When I was a kid, our family used to go to the West Amwell Fire Company chicken dinner every summer. It was advertised for weeks on a big letter-board sign planted in the cornfields along Route 179, and we passed it in the car with building excitement. On the June day, the firefighters rolled up the gates of the bays and set up long folding tables where the trucks were usually parked. The wives made cakes and the men worked immense charcoal fires walled in with cinder blocks and covered with metal grates where they basted the halved chickens by the hundred. You bought your ticket and stood in line, and when a spot opened up at one of the tables, you were seated. And there you ate a community supper, raising money for the volunteer fire company, flanked by what seemed to me a lot of old people and a lot of young parents while all the kids raced in and out, like hummingbirds docking for a few seconds at a juicy flower before zipping away again.
I love a community meal. Back then, there was a ham supper at the Methodist church in New Hope that I was so fond of that I asked for it to be my birthday dinner one year (even though it came with dreaded lima beans), and an epic lobster fest at the Episcopalian church across from my elementary school that was so popular you had to reserve a spot as soon as it was announced. It was a day for blazers and floral prints, and everybody from every part of small-town life came.
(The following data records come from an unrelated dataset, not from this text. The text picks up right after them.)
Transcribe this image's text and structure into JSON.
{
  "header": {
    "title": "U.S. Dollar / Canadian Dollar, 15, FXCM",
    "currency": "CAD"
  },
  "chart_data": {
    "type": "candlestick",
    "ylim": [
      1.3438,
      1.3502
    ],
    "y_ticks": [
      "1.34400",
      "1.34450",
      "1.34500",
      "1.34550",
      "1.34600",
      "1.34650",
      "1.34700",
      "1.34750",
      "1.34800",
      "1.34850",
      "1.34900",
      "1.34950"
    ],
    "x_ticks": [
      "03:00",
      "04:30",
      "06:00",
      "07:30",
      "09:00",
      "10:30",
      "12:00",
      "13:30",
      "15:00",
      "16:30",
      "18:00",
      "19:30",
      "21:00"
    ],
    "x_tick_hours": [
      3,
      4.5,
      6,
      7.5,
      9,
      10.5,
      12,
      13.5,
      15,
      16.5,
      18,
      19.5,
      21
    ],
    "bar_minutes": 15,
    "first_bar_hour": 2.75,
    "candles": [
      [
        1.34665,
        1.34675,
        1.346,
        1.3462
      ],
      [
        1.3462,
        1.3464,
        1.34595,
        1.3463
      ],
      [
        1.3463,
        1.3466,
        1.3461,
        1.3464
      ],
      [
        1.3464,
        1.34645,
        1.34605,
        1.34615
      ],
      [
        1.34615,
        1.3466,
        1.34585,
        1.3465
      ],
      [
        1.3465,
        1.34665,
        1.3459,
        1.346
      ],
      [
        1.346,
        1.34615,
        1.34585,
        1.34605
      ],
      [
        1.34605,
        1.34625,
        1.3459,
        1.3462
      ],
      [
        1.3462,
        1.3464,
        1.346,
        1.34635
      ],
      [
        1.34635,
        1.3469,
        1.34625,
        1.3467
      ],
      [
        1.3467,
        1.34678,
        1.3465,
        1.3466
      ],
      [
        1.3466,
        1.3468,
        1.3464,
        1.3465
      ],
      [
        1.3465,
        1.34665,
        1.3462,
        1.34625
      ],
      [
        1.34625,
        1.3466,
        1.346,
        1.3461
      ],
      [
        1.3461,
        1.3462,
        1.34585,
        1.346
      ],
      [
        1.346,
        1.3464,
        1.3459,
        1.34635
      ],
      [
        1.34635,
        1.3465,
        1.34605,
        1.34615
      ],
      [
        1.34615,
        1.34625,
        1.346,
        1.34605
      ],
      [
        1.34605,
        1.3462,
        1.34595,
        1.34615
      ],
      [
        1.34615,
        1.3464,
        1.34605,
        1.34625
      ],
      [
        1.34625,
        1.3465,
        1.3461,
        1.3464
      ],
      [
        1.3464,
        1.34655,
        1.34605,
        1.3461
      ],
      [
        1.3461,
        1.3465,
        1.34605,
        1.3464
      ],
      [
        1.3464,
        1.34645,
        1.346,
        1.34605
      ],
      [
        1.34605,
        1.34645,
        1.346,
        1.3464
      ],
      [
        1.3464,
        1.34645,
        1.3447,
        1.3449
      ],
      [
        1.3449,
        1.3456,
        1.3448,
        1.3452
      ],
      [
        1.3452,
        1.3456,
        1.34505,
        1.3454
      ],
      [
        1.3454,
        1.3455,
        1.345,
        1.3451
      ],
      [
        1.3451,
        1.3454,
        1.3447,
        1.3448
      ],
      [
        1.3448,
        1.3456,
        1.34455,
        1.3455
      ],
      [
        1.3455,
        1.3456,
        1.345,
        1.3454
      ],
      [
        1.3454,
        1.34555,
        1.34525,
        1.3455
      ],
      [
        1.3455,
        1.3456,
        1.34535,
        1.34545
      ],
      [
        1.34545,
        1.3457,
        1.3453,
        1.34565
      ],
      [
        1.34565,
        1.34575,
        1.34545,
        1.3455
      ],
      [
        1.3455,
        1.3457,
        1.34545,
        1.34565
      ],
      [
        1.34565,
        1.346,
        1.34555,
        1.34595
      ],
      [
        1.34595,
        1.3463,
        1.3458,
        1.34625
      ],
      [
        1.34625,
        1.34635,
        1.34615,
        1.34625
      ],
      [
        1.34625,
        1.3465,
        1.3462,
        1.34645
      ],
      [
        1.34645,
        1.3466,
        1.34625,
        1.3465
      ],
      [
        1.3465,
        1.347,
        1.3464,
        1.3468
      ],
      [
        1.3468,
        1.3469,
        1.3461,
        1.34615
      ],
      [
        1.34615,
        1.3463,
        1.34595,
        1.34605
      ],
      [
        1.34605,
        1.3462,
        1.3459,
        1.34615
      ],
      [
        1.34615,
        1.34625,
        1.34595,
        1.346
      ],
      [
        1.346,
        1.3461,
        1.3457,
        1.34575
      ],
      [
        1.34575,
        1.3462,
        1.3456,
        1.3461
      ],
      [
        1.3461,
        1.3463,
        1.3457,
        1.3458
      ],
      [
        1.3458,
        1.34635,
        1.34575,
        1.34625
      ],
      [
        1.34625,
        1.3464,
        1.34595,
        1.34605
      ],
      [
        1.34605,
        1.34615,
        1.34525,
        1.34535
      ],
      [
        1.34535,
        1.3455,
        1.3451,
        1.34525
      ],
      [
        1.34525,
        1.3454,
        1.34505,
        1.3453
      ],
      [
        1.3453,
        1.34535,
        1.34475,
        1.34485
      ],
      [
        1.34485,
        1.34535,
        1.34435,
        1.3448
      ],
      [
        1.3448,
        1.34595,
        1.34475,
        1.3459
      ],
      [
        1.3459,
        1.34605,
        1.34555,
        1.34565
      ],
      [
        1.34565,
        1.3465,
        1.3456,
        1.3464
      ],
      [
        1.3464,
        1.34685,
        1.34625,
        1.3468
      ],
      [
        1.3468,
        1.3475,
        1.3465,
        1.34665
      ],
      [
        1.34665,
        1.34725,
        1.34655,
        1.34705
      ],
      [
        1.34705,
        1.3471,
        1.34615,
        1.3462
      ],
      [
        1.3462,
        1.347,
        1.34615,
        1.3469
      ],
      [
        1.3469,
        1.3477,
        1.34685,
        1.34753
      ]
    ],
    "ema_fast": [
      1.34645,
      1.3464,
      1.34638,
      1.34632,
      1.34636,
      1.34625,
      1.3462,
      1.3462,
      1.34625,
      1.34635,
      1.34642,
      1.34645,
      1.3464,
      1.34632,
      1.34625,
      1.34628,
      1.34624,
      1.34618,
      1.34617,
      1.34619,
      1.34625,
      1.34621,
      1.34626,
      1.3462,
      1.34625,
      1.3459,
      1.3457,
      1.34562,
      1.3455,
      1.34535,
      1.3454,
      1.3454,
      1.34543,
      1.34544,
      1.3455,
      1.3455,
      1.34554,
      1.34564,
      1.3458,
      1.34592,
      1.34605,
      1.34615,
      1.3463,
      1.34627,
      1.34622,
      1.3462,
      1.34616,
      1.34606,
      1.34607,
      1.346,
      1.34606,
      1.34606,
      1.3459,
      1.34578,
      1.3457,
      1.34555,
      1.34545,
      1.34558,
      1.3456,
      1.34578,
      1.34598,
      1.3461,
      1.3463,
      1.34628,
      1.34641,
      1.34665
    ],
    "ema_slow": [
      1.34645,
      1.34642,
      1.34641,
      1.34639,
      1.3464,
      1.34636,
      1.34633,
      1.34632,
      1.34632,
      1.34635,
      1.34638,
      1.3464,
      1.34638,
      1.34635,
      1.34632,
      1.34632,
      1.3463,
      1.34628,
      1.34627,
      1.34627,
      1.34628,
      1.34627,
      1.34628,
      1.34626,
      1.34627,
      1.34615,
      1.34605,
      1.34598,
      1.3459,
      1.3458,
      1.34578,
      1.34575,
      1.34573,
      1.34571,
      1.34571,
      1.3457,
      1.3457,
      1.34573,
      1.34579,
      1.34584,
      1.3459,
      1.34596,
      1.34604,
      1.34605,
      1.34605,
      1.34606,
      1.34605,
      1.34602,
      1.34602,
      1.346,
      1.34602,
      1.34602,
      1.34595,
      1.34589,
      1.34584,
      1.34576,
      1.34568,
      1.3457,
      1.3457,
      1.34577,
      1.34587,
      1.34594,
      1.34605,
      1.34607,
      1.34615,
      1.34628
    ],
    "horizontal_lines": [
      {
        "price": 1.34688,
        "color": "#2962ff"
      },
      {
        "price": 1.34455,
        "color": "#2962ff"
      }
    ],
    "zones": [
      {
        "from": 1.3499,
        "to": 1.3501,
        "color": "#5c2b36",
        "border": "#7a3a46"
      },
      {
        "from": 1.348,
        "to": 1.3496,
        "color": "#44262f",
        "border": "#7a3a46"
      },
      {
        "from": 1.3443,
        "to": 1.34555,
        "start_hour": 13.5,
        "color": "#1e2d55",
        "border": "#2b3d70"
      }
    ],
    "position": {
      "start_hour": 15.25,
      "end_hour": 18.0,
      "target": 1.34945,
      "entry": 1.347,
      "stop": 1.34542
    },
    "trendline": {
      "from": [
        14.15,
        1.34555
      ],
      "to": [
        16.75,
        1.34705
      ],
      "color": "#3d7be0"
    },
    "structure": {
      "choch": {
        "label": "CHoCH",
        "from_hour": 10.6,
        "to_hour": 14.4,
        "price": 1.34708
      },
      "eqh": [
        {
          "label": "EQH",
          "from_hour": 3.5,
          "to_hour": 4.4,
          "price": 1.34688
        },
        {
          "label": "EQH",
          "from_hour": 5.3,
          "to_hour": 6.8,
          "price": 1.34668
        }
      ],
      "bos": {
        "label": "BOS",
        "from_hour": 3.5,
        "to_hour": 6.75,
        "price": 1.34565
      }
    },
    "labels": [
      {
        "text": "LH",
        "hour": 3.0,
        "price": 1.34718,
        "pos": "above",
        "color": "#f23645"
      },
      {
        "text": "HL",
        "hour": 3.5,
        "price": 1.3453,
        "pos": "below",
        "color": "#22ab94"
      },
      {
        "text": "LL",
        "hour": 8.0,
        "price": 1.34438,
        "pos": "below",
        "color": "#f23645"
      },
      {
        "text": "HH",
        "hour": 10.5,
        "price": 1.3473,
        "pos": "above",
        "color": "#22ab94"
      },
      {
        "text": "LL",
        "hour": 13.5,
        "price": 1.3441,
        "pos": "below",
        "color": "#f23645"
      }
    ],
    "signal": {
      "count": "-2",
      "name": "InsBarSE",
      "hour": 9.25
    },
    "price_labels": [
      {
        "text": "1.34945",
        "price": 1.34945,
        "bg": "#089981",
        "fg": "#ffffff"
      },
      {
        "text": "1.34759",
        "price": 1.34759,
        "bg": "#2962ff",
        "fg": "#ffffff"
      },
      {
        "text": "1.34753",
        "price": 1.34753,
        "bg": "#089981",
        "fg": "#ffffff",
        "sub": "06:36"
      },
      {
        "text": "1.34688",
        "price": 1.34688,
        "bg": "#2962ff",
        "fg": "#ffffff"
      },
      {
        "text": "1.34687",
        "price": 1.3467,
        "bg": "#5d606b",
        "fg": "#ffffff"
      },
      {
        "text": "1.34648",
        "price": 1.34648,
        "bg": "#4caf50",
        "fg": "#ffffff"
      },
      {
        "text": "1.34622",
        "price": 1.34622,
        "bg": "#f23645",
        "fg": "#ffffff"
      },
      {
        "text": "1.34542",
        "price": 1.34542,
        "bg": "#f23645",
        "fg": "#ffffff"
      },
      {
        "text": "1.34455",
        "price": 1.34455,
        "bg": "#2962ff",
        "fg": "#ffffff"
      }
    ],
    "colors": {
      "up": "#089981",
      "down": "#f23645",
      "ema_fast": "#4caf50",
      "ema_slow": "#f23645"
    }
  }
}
Was it the era or the region that had those suppers commence with a Dixie cup of tomato juice, set down on your plate? Just a little shot to get you started, served in a small wax-coated cup hardly bigger than the one used at the dentist’s office when they ask you to rinse. Whether what followed was chicken and corn on the cob or ham and lima beans, it started with the tomato juice.
It felt like a little Communion before supper, which even a person like me — with no church or any religion in her household — was allowed to participate in. I’ve started every Thanksgiving dinner for the past 20 years by serving a small glass of cold, salted tomato juice in that very same spirit.
Tomato juice doctored up with horseradish and lemon juice, Worcestershire sauce, Tabasco brand hot sauce and ground black pepper is obviously the beginning of a Bloody Mary, that famous brunch cocktail, which when garnished with its customary celery branch and a couple of pimento-stuffed olives becomes nearly a meal in itself. But a chilled bolt of the stuff on its own, without vodka — zingy from the lemon juice and lively with the heat from Tabasco — makes for a convincing, modest appetizer. Bloody Mary mix — virgin — is what I order on an airplane, on those late-afternoon return flights, when once back on the ground there will be work waiting for me and much to still accomplish. It wakes me up and holds me over until dinner. And Bloody Mary mix — properly spiked — is what I order on those exuberant outbound flights to vacation, when you are giddy to be getting away from all the work and obligations, and where there will be nothing that needs doing when you land except to unpack your bikini.
There was a “swimsuit” diet for the ladies of my mom’s era involving a glass of tomato juice and a scoop of cottage cheese for lunch, which she never had use for but which my dad followed for decades — subbing clamato juice — when he was trying to get into his ski pants each season. I gave a nod to him and his love of clamato juice on our brunch Bloody Mary menu (11 different Bloody Marys with their individual garnishes), using gin and clam juice and garnished with half a pickled egg, which I called a Bloody Caesar. That was a tasty one, for sure. There was also the Danish Mary, with aquavit and a fresh branch of fennel, and another with tequila and a hit of smoky chipotle in adobo called the Southwest. But all 11 used this same base recipe here. It has all the necessary body from the tomato juice, but we use so much lemon juice that it remains clean and bright, never getting thick or muddy. The “gourmets” often insist on grated fresh horseradish root, but I’ve noticed that the fresh stuff loses its kick almost immediately, and then you end up with bits of flavorless pencil shavings clogging up the glass, while prepared horseradish holds its bite just about forever, and the gratings remain fresh and moist, pleasant to chew. Worcestershire brings depth to the umami already inherent in tomato, and Tabasco — the most perfectly acidic of hot pepper sauces — brings the whole thing to life.
Several years ago during the modernist-cuisine apex, there was an obsession with tomato water in general, but my good friend and chef Michael Schlow brilliantly took the technique — long, slow straining of fresh tomato pulp through several layers of cheesecloth — from the kitchen to the bar at his restaurant Great Bay in Boston, and introduced a cocktail called the Ghost of Mary. What a miracle! Clear as a martini — yes, clear! — with the full-on flavors of a Bloody Mary. You prepare the Bloody Mary mix as usual but then let it drip for hours through the thick filter of cheesecloth until you are left with a liquid that has all the flavor and none of the pulp or color. Mixed with vodka for a martini, you taste everything there: the horseradish and the lemon and the tomato and the pepper and the Worcestershire, without a speck of texture.
But the greater miracle is that a simple glass of juice — no straining required! — can be such a remarkable workhorse. It’s breakfast, lunch and brunch, as welcome at an early church supper as it is at an evening cocktail hour.